Jean-Claude Trichet has called on eurozone leaders to step up their efforts to combat the region’s debt crisis, including slashing government deficits even more.
The European Central Bank president’s comments highlighted widespread fears that the crisis that last year rocked Europe’s 12-year-old monetary union could re-escalate in coming weeks as eurozone governments and banks raise funds in tense financial markets.
“In 2011, we must strengthen our efforts even more. We need to see further significant progress on the reduction of excessive fiscal deficits,” Mr Trichet told a gathering of Germany’s Christian Social Union, the Bavarian sister party of chancellor Angela Merkel’s Christian Democrats.
His remarks may have referred particularly to Portugal, where the ECB may see the need for greater efforts to secure the government’s fiscal goals. Portugal’s borrowing costs have this week risen close to euro-era highs.
But Mr Trichet also repeated his call for eurozone leaders to beef-up their plans to reform the governance of the currency bloc to prevent a repeat of last year’s crisis. “Europe cannot afford to rest halfway — we need to be more ambitious,” he said.
Speaking in Wildbad Kreuth in Bavaria, Mr Trichet, said Germany’s economy had “fared much better than many had anticipated” and noted that the country was now seeing a revival in domestic demand.
As he spoke, official data showed German imports hit a record level in November and were more than 4 per higher than the previous month.

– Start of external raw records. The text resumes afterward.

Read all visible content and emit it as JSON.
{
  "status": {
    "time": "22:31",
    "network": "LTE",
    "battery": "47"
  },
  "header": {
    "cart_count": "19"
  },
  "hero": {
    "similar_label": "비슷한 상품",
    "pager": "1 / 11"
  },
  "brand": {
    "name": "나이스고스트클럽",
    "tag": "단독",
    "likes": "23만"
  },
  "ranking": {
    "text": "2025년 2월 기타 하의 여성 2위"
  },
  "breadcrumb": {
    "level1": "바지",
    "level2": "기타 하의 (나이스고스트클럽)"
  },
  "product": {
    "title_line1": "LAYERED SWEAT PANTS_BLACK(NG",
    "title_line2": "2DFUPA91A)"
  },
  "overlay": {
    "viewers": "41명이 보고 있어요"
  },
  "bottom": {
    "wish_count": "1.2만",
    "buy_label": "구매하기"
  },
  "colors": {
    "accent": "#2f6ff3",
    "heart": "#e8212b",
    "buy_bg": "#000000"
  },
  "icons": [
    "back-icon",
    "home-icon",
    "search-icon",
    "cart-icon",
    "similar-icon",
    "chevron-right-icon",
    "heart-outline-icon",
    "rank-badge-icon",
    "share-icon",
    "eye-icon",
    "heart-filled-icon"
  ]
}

However economists were disappointed by other figures showing retail sales fell by 2.4 percent over the same period — which suggested much of the surge in imports was of goods required for the production of exports.
Mr Trichet paid tribute to Germany’s increased competitiveness but warned that “the competitive gap between countries in the euro area has widened” as shown by unit labor costs, inflation differentials and mounting current account balances. “The long term damage could take the form of persistent differentials in output growth, income and welfare.”

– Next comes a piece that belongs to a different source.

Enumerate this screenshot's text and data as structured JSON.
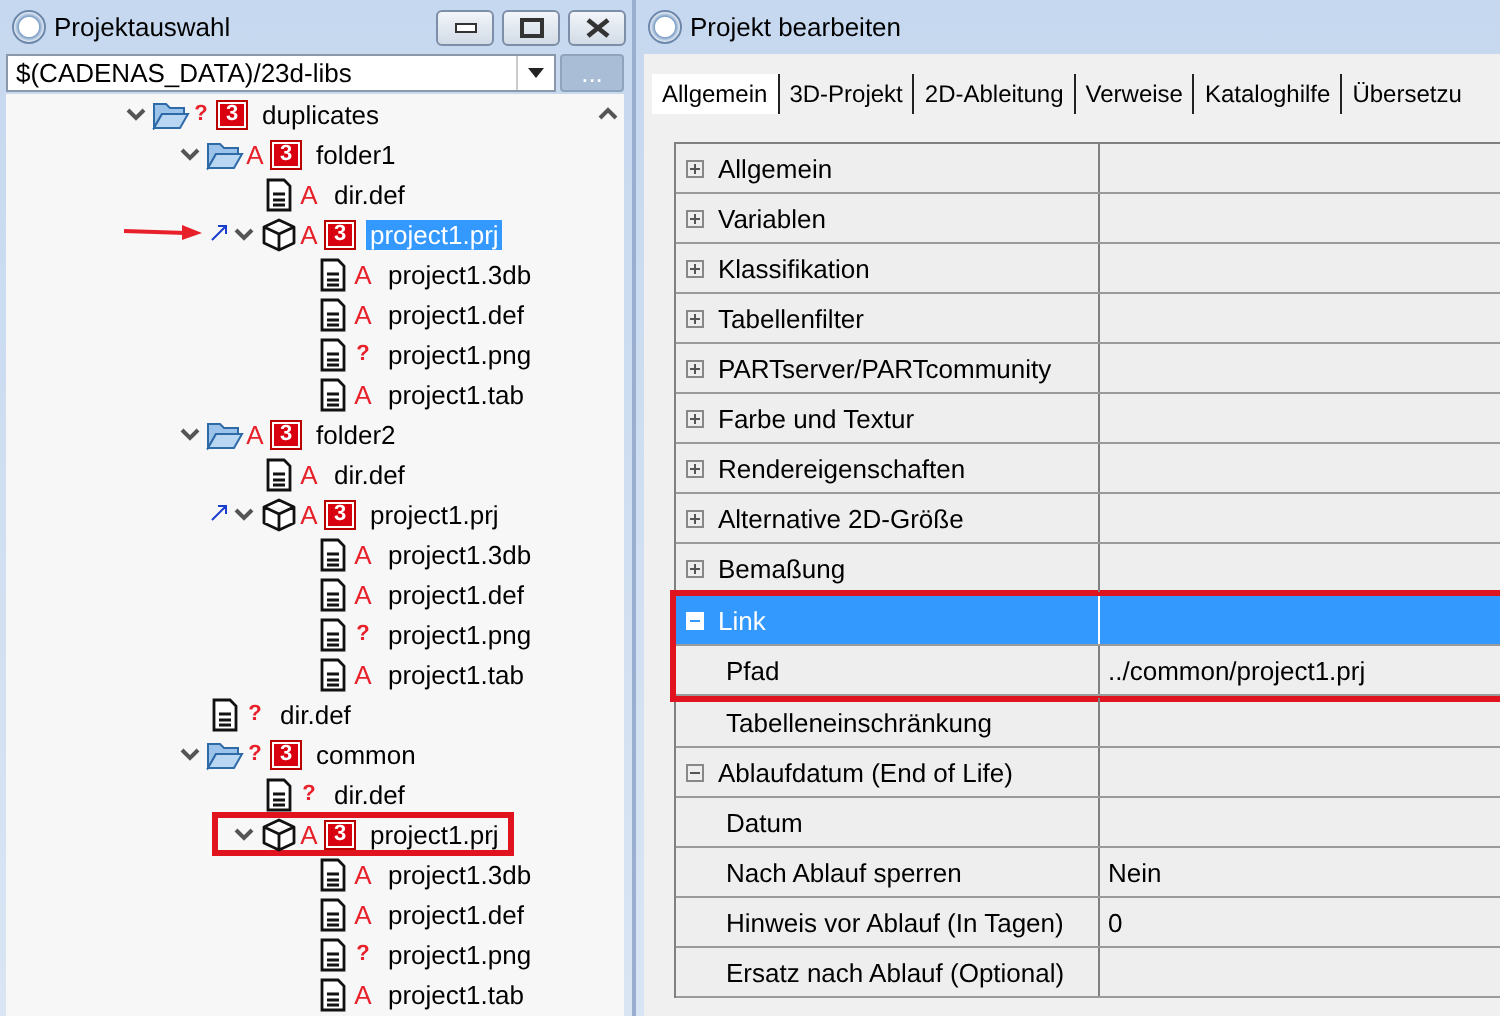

Germany’s fiscal rules — the “stability and growth pact” — were originally written largely by the CSU’s Theo Waigel, when he was finance minister in the late 1990s. Mr Trichet argued that the pact’s dilution in the middle of the last decade had been a “grave” mistake. “Today, governments have no choice but to change their policies. And they must substantially reinforce the stability and growth pact,” he said. Fiscal policies needed “to be brought back onto the path of virtue”.
The ECB has criticized as too weak the proposals agreed so far for amending the stability and growth pact — but remains hopeful that they will be reinforced before coming into effect.